Thursday, April 21, 2011

Now it's Finland's turn to haver

As Reuters reports, it will be hard "for the National Coalition party, which won the most votes on Sunday, to form a coalition with the True Finns and the opposition Social Democrats, who finished second", especially as Timo Soini (a name we had all better get used to), leader of the True Finns, is happily insisting that the Portuguese bail-out will have to be abandoned.
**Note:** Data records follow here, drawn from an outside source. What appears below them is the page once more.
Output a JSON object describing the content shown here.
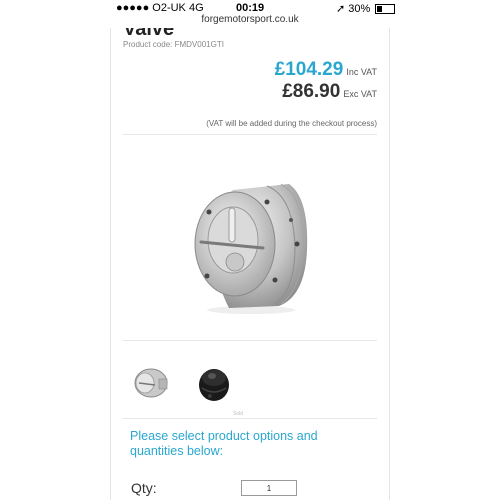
{
  "status_bar": {
    "carrier": "●●●●● O2-UK  4G",
    "time": "00:19",
    "battery_text": "30%",
    "battery_level": 0.3
  },
  "browser": {
    "url": "forgemotorsport.co.uk"
  },
  "product": {
    "title_fragment": "Valve",
    "code": "Product code: FMDV001GTI",
    "price_inc": "£104.29",
    "price_inc_tag": "Inc VAT",
    "price_exc": "£86.90",
    "price_exc_tag": "Exc VAT",
    "vat_note": "(VAT will be added during the checkout process)",
    "thumbnail_caption": "Sold"
  },
  "options": {
    "message": "Please select product options and quantities below:",
    "qty_label": "Qty:",
    "qty_value": "1"
  },
  "colors": {
    "accent": "#2aa7cf",
    "text": "#333333"
  },
  "icons": [
    "location-arrow-icon",
    "battery-icon",
    "signal-dots-icon"
  ]
}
Negotiations are likely to be lengthy, too lengthy for the Finance Ministers who meet on May 16 to put the finishing touches on that bail-out and it will be the outgoing government that will be represented. However, Finland is in a unique position: its parliament will have to vote on the agreed deal.
Analysts say Katainen's [National Coalition leader and likely next Prime Minister] solution will likely be a mix of compromises and face-saving measures, such as offering cosmetic concessions on European finance and handing some key cabinet jobs to the True Finns in exchange for letting the Portugal vote pass in parliament.
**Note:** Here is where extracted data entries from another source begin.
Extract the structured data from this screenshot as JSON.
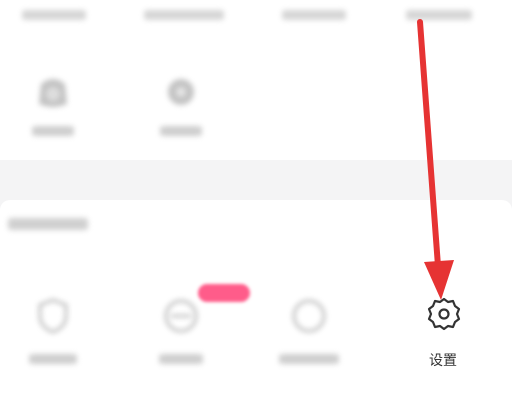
{
  "settings_item": {
    "label": "设置",
    "icon": "gear-icon"
  },
  "annotation": {
    "color": "#e63333"
  }
}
Some say the new government is likely to take a slightly tougher stance against Brussels to heed voter discontent.

The True Finns' tough line against bailouts has resonated among many voters who feel their famously high taxes are helping to bail out irresponsible governments, while they struggle with high unemployment.
Let us not forget that Finland is the small country that could and did resist Stalin's mighty Soviet Union.